The groundwork for Epicor and Sage's move to Windows Azure was laid years ago when the two companies elected to build on the Microsoft platform with .NET and SQL Server, according to analysts. But the transition from on-premises .NET-based ERP to Windows Azure is difficult, Parker said, and the .NET code can’t just run unmodified on the new platform. “It may run, but it won’t run well.”
Microsoft is shaking up the platform with the upcoming Windows 8 operating system, which provides backward compatibility with older .NET software but requires switching between its new tile interface to prior Windows screens. “It’s almost like you’re running a virtual machine,” Parker said.
The required SQL Azure database is also a potential trouble spot. It’s precisely the challenge Epicor has faced, according to R "Ray" Wang, CEO and principal analyst of Constellation Research Inc. “They’ve had a hard time getting SQL Azure to work,” he said.
How does this fit into Microsoft’s migration of its own SMB and midmarket ERP line, Dynamics, to Windows Azure? Microsoft is careful to separate the two initiatives -- or at least to cultivate that impression in case cloud ERP platform customers like Epicor feel undercut in the market, according to the analysts.
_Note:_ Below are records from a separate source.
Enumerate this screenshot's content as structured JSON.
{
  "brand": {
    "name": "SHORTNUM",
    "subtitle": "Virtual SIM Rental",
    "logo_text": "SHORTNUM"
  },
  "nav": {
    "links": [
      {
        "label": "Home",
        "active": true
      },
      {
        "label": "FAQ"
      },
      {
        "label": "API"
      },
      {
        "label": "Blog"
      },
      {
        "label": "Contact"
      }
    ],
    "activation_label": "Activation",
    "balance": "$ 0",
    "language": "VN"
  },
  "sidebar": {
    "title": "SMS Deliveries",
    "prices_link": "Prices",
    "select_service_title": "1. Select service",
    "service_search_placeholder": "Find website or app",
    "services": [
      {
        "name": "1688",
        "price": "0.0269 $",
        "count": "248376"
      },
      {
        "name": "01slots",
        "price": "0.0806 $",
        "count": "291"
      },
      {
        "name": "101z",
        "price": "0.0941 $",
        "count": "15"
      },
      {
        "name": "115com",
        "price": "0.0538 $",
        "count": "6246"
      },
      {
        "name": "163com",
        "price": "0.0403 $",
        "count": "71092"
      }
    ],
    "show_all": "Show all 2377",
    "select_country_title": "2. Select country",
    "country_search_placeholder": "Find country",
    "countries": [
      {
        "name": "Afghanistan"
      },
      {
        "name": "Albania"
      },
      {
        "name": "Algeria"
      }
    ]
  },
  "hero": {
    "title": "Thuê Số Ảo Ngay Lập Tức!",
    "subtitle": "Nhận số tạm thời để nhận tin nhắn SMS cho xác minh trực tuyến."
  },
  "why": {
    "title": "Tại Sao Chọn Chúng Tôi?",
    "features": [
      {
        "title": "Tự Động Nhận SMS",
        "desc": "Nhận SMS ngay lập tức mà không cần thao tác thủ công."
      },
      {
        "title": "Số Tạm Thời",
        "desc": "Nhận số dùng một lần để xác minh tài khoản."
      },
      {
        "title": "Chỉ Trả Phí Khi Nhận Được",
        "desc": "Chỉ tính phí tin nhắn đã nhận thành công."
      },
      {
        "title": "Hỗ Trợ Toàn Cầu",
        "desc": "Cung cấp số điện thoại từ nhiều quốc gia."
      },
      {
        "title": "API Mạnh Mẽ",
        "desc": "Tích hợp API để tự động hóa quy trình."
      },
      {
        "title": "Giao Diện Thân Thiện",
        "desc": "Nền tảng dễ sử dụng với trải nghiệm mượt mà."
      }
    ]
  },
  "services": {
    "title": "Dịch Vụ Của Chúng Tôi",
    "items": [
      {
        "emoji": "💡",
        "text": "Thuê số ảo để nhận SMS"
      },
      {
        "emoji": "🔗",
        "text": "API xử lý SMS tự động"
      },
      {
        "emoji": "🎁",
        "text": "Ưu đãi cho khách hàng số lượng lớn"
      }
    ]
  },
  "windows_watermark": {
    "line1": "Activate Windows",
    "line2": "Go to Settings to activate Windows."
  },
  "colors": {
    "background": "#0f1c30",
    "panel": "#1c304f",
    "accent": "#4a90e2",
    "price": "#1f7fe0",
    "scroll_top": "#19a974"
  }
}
Martens said she spoke to employees on the Dynamics side of Microsoft who claim to be far ahead of other ERP vendors in deploying effectively on Windows Azure, while Windows Azure and Epicor representatives insist they have a close working relationship.
Due diligence needed for public cloud ERP
Parker advised prospective buyers to make sure that these new ERP deployment options are indeed cheaper and that ERP vendors are passing along the savings they are seeing from cloud computing’s resource sharing and economies of scale. Traditional on-premises vendors are often stuck in older, license-based pricing models and have been known to require customers to commit up front to a two-year contract for cloud versions, he said.
SAP said the only additional costs for the cloud version of Business All-in-One are the charges levied by AWS. A Sage representative said pricing for Sage 200 and Murano has yet to be determined. Epicor’s pricing is also still to come, according to Meyer. “Our perpetual licensed products won’t be affected, but it could positively affect our managed services and SaaS solutions prices from a prospect/customer’s perspective,” he wrote.
Martens advised companies to analyze the long-term cost structure of a public cloud computing option to make sure it has real benefits, including factors like worry and labor that are harder to quantify. “It’s very important to talk to the early adopters and find out what they’re realizing [in benefits],” she said. Knowing the potential integration hurdles of tying on-premises systems to the new cloud ERP -- including whether a third-party integrator must be brought in -- is another key component in due diligence, according to Martens.
Parkers emphasized capacity needs. “My advice would be if you have a business that has a lot of variability -- a lot of ups and downs --then I would consider a move to cloud-based delivery because it’s a lot easier to provision and de-provision users,” On the other hand, if business tends to be stable, “I wouldn’t be in a rush.”